Greatest hits album by Billie Piper
- Released: 8 August 2005
- Recorded: 1998–2000
- Genre: Pop
- Length: 59:51
- Label: EMI Gold
- Producer: Various

Billie Piper chronology
| Walk of Life (2000) | The Best of Billie (2005) |  |

= The Best of Billie =

The Best of Billie (originally known as The Very Best of Billie Piper) is a compilation album by British pop singer Billie Piper. It was released by EMI Gold on 8 August 2005 following Piper's high-profile return to the public eye in Doctor Who. The compilation contained Piper's single releases as well as B-sides. The compilation was released as a budget album in the United Kingdom, and therefore was ineligible to chart.

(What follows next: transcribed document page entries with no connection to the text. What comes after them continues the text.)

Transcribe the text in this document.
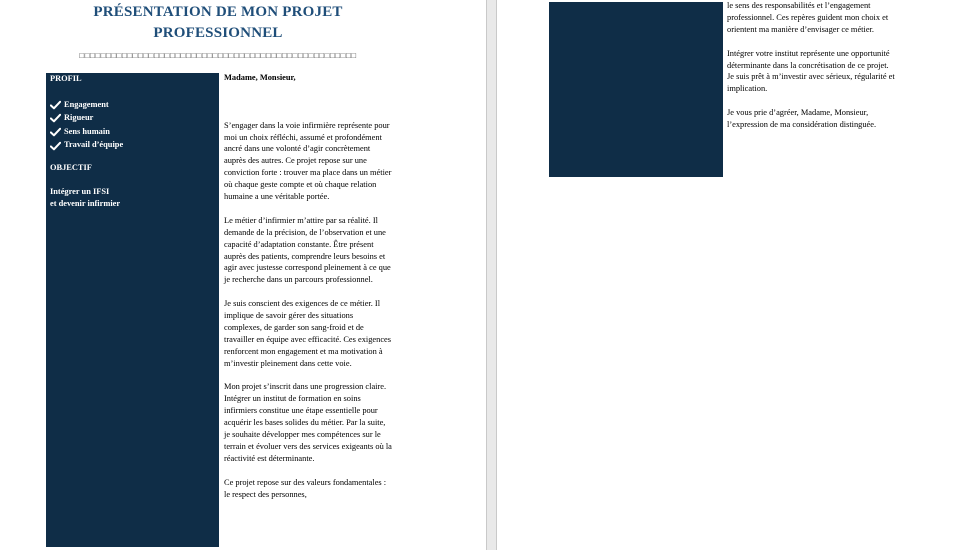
PRÉSENTATION DE MON PROJET
PROFESSIONNEL
□□□□□□□□□□□□□□□□□□□□□□□□□□□□□□□□□□□□□□□□□□□□□□□□□□□□
PROFIL
Engagement
Rigueur
Sens humain
Travail d’équipe
OBJECTIF
Intégrer un IFSI
et devenir infirmier

Madame, Monsieur,

S’engager dans la voie infirmière représente pour moi un choix réfléchi, assumé et profondément ancré dans une volonté d’agir concrètement auprès des autres. Ce projet repose sur une conviction forte : trouver ma place dans un métier où chaque geste compte et où chaque relation humaine a une véritable portée.

Le métier d’infirmier m’attire par sa réalité. Il demande de la précision, de l’observation et une capacité d’adaptation constante. Être présent auprès des patients, comprendre leurs besoins et agir avec justesse correspond pleinement à ce que je recherche dans un parcours professionnel.

Je suis conscient des exigences de ce métier. Il implique de savoir gérer des situations complexes, de garder son sang-froid et de travailler en équipe avec efficacité. Ces exigences renforcent mon engagement et ma motivation à m’investir pleinement dans cette voie.

Mon projet s’inscrit dans une progression claire. Intégrer un institut de formation en soins infirmiers constitue une étape essentielle pour acquérir les bases solides du métier. Par la suite, je souhaite développer mes compétences sur le terrain et évoluer vers des services exigeants où la réactivité est déterminante.

Ce projet repose sur des valeurs fondamentales : le respect des personnes,

le sens des responsabilités et l’engagement professionnel. Ces repères guident mon choix et orientent ma manière d’envisager ce métier.

Intégrer votre institut représente une opportunité déterminante dans la concrétisation de ce projet. Je suis prêt à m’investir avec sérieux, régularité et implication.

Je vous prie d’agréer, Madame, Monsieur, l’expression de ma considération distinguée.
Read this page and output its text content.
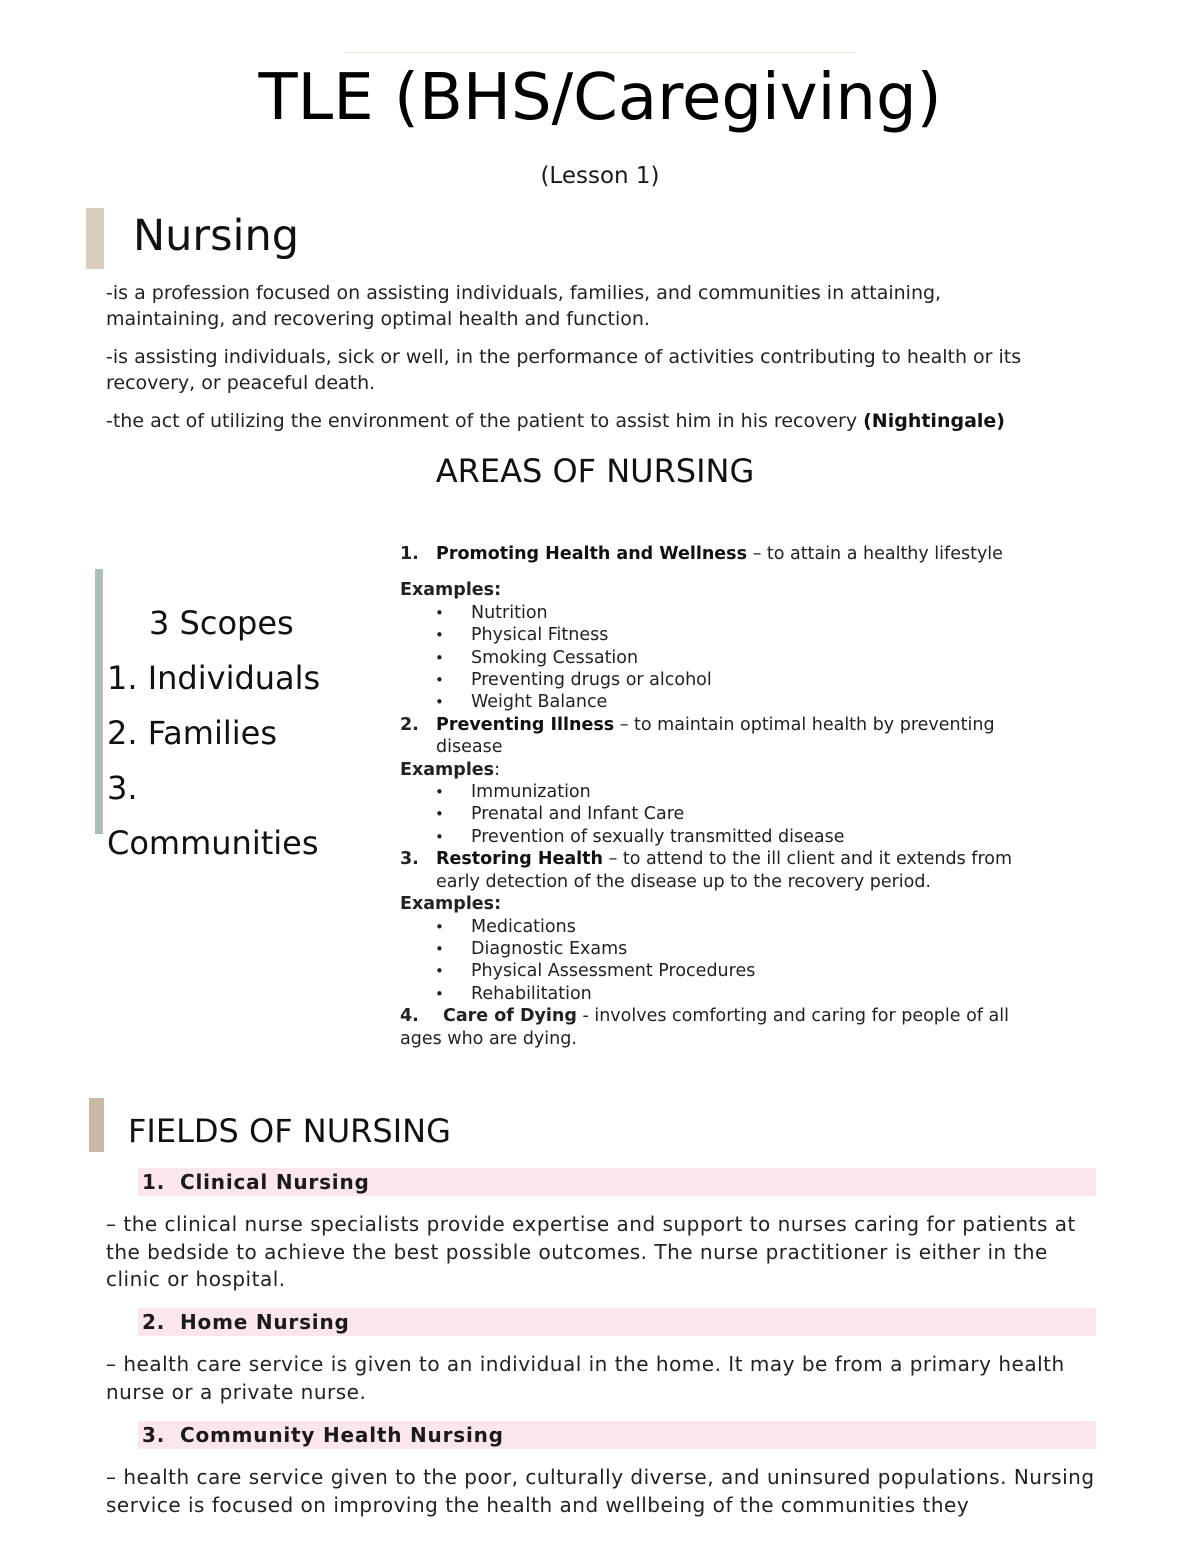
TLE (BHS/Caregiving)
(Lesson 1)
Nursing
-is a profession focused on assisting individuals, families, and communities in attaining, maintaining, and recovering optimal health and function.
-is assisting individuals, sick or well, in the performance of activities contributing to health or its recovery, or peaceful death.
-the act of utilizing the environment of the patient to assist him in his recovery (Nightingale)
AREAS OF NURSING
3 Scopes
1. Individuals
2. Families
3. Communities
1. Promoting Health and Wellness – to attain a healthy lifestyle
Examples:
• Nutrition
• Physical Fitness
• Smoking Cessation
• Preventing drugs or alcohol
• Weight Balance
2. Preventing Illness – to maintain optimal health by preventing disease
Examples:
• Immunization
• Prenatal and Infant Care
• Prevention of sexually transmitted disease
3. Restoring Health – to attend to the ill client and it extends from early detection of the disease up to the recovery period.
Examples:
• Medications
• Diagnostic Exams
• Physical Assessment Procedures
• Rehabilitation
4. Care of Dying - involves comforting and caring for people of all ages who are dying.
FIELDS OF NURSING
1. Clinical Nursing
– the clinical nurse specialists provide expertise and support to nurses caring for patients at the bedside to achieve the best possible outcomes. The nurse practitioner is either in the clinic or hospital.
2. Home Nursing
– health care service is given to an individual in the home. It may be from a primary health nurse or a private nurse.
3. Community Health Nursing
– health care service given to the poor, culturally diverse, and uninsured populations. Nursing service is focused on improving the health and wellbeing of the communities they
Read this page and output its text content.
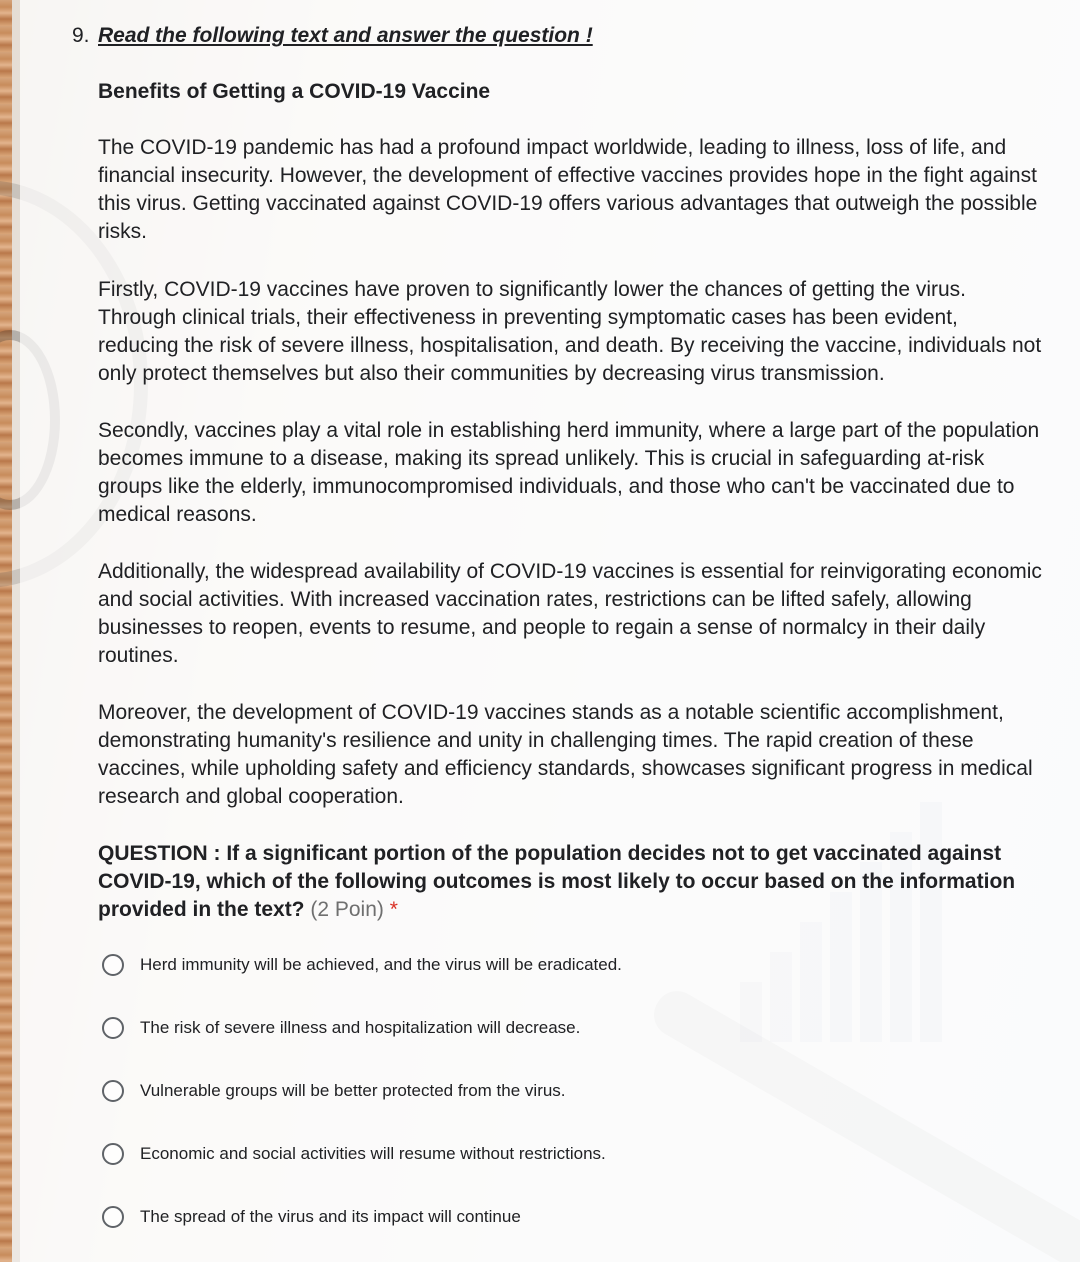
9. Read the following text and answer the question !
Benefits of Getting a COVID-19 Vaccine
The COVID-19 pandemic has had a profound impact worldwide, leading to illness, loss of life, and financial insecurity. However, the development of effective vaccines provides hope in the fight against this virus. Getting vaccinated against COVID-19 offers various advantages that outweigh the possible risks.
Firstly, COVID-19 vaccines have proven to significantly lower the chances of getting the virus. Through clinical trials, their effectiveness in preventing symptomatic cases has been evident, reducing the risk of severe illness, hospitalisation, and death. By receiving the vaccine, individuals not only protect themselves but also their communities by decreasing virus transmission.
Secondly, vaccines play a vital role in establishing herd immunity, where a large part of the population becomes immune to a disease, making its spread unlikely. This is crucial in safeguarding at-risk groups like the elderly, immunocompromised individuals, and those who can't be vaccinated due to medical reasons.
Additionally, the widespread availability of COVID-19 vaccines is essential for reinvigorating economic and social activities. With increased vaccination rates, restrictions can be lifted safely, allowing businesses to reopen, events to resume, and people to regain a sense of normalcy in their daily routines.
Moreover, the development of COVID-19 vaccines stands as a notable scientific accomplishment, demonstrating humanity's resilience and unity in challenging times. The rapid creation of these vaccines, while upholding safety and efficiency standards, showcases significant progress in medical research and global cooperation.
QUESTION : If a significant portion of the population decides not to get vaccinated against COVID-19, which of the following outcomes is most likely to occur based on the information provided in the text? (2 Poin) *
Herd immunity will be achieved, and the virus will be eradicated.
The risk of severe illness and hospitalization will decrease.
Vulnerable groups will be better protected from the virus.
Economic and social activities will resume without restrictions.
The spread of the virus and its impact will continue
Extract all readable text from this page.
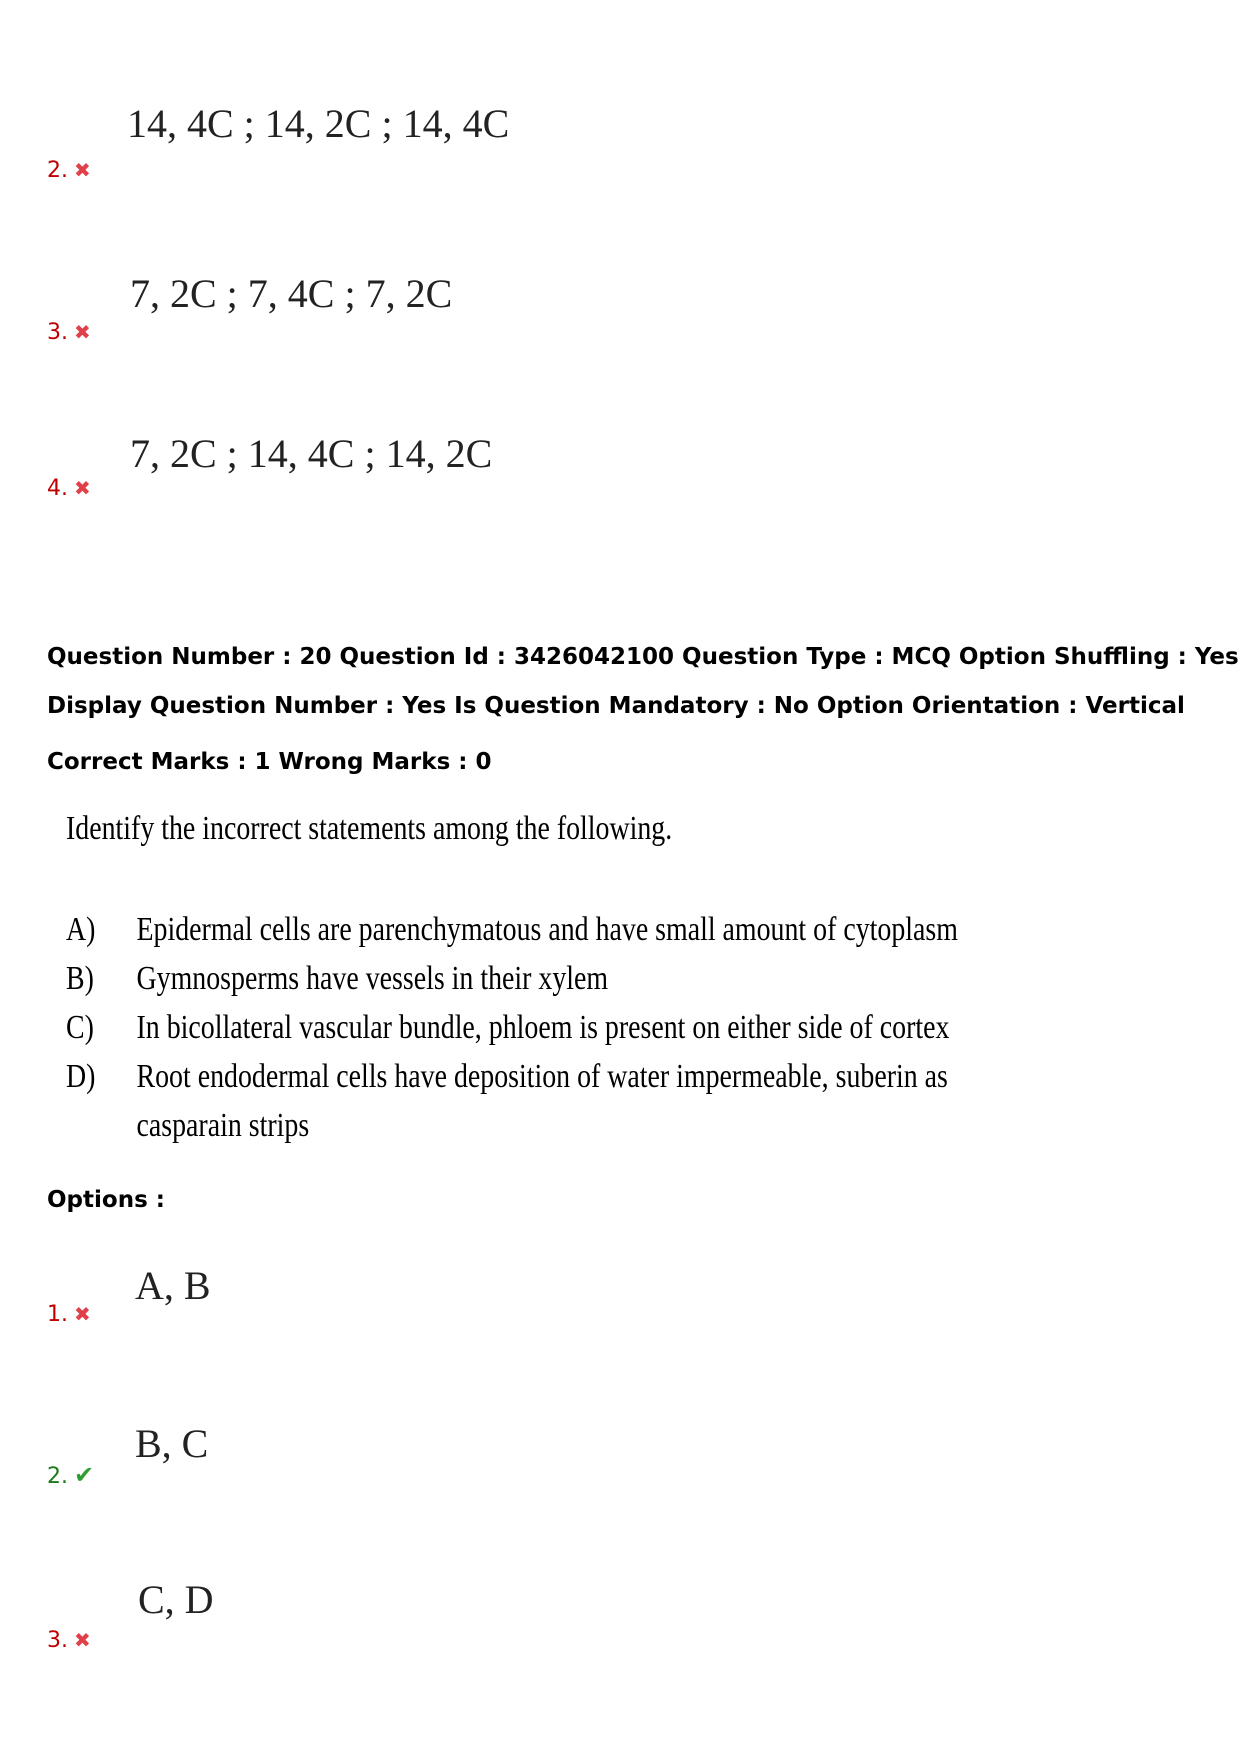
14, 4C ; 14, 2C ; 14, 4C
2. ✖
7, 2C ; 7, 4C ; 7, 2C
3. ✖
7, 2C ; 14, 4C ; 14, 2C
4. ✖
Question Number : 20 Question Id : 3426042100 Question Type : MCQ Option Shuffling : Yes
Display Question Number : Yes Is Question Mandatory : No Option Orientation : Vertical
Correct Marks : 1 Wrong Marks : 0
Identify the incorrect statements among the following.
A)	Epidermal cells are parenchymatous and have small amount of cytoplasm
B)	Gymnosperms have vessels in their xylem
C)	In bicollateral vascular bundle, phloem is present on either side of cortex
D)	Root endodermal cells have deposition of water impermeable, suberin as
casparain strips
Options :
A, B
1. ✖
B, C
2. ✔
C, D
3. ✖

However it did manage to peak at Number 41 on the UK Budget Albums Chart.

==Track listing==
1. "Because We Want To" - 3:51
2. "Girlfriend" - 3:53
3. "She Wants You" - 3:41
4. "Party on the Phone" - 4:12
5. "The Tide Is High" - 3:08
6. "Honey to the Bee" - 5:05
7. "I Dream" - 5:34
8. "Day & Night" - 3:18
9. "Bring It On" - 3:31
10. "Promises" - 3:32
11. "Something Deep Inside" - 3:23
12. "First Love" - 3:41
13. "G.H.E.T.T.O.U.T." - 4:21
14. "Caress the Gold" - 4:58
15. "Walk of Life" - 3:50

Tracks 1–4, 6 and 7 taken from the album Honey to the B.

Tracks 5, 8–11, and 15 taken from the album Walk of Life.

Track 12 taken from the "Something Deep Inside" single and Walk of Life (Japan Edition).

Track 13 taken from the "Because We Want To" single.

Track 14 taken from the "Walk of Life" single.